The three main reasons I went for GitLab:

• I’ve used it at a previous internship.
• I made a contribution to add an in-demand feature, and I found that the engineers were really knowledgeable and supportive.
• I wanted to learn GraphQL, and one of the listed projects was creating features for GitLab’s GraphQL vulnerabilities API.

Overview

Introduction:

GitLab's security features help developers find vulnerabilities in their code, but the current API doesn't expose all the important information that security teams need. For example, users can't easily access details about when vulnerabilities were first discovered, who authored the related commits, or which pipelines detected the issues. This makes it difficult for teams to automate their security workflows and track vulnerability trends over time.

Key Features:

• Added Vulnerability ID in Vulnerability & Archival Report CSV File
• Fixed bug where vulnerability returns none without license
• Return vulnerabilities initial_detected_pipeline and latest_detected_pipeline in GraphQL API
• GraphQL allows nested fields to be selected; this closed https://gitlab.com/gitlab-org/gitlab/-/issues/384476as well! in-progress:
• Vulnerability bulk confirm mutation pre-GSoC:
• Fix Style/SuperArguments offences
• Added shortcut to check "viewed" on MR-changes

Contributions

Here’s a list of my MRs:

• https://gitlab.com/gitlab-org/gitlab/-/merge_requests/198840
• https://gitlab.com/gitlab-org/gitlab/-/merge_requests/197038
• https://gitlab.com/gitlab-org/gitlab/-/merge_requests/187201
• https://gitlab.com/gitlab-org/gitlab/-/merge_requests/193819
• https://gitlab.com/gitlab-org/gitlab/-/merge_requests/195555
• https://gitlab.com/gitlab-org/gitlab/-/merge_requests/185676
• https://gitlab.com/gitlab-org/gitlab/-/merge_requests/137912

Challenges

GitLab is a huge monolithic Ruby on Rails application. It was very challenging navigating through the project and figuring out where to add relevant code. GitLab maintainers also have a very high bar for code quality, so each MR had lots of revisions!

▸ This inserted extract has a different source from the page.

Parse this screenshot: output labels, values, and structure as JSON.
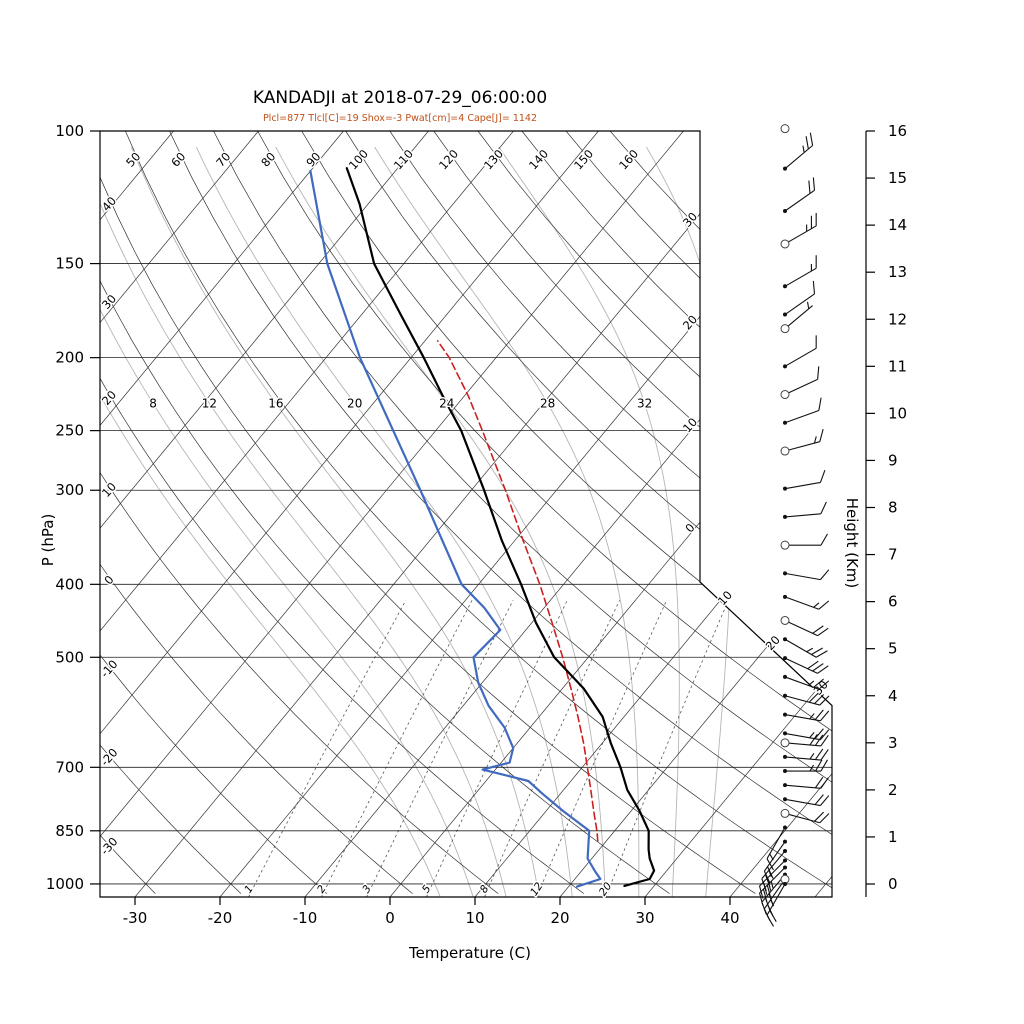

One of the most interesting problems I encountered was the N+1 query problem. In a large application like GitLab, users often perform actions that can cause many (1000+) trips to the database. Because of the scale of such requests, I learnt ways to optimize my code to perform a constant number of requests. Mainly, I used preloading and batch requests. This MR is a good example of my work to increase the mutation speed of vulnerability state updates!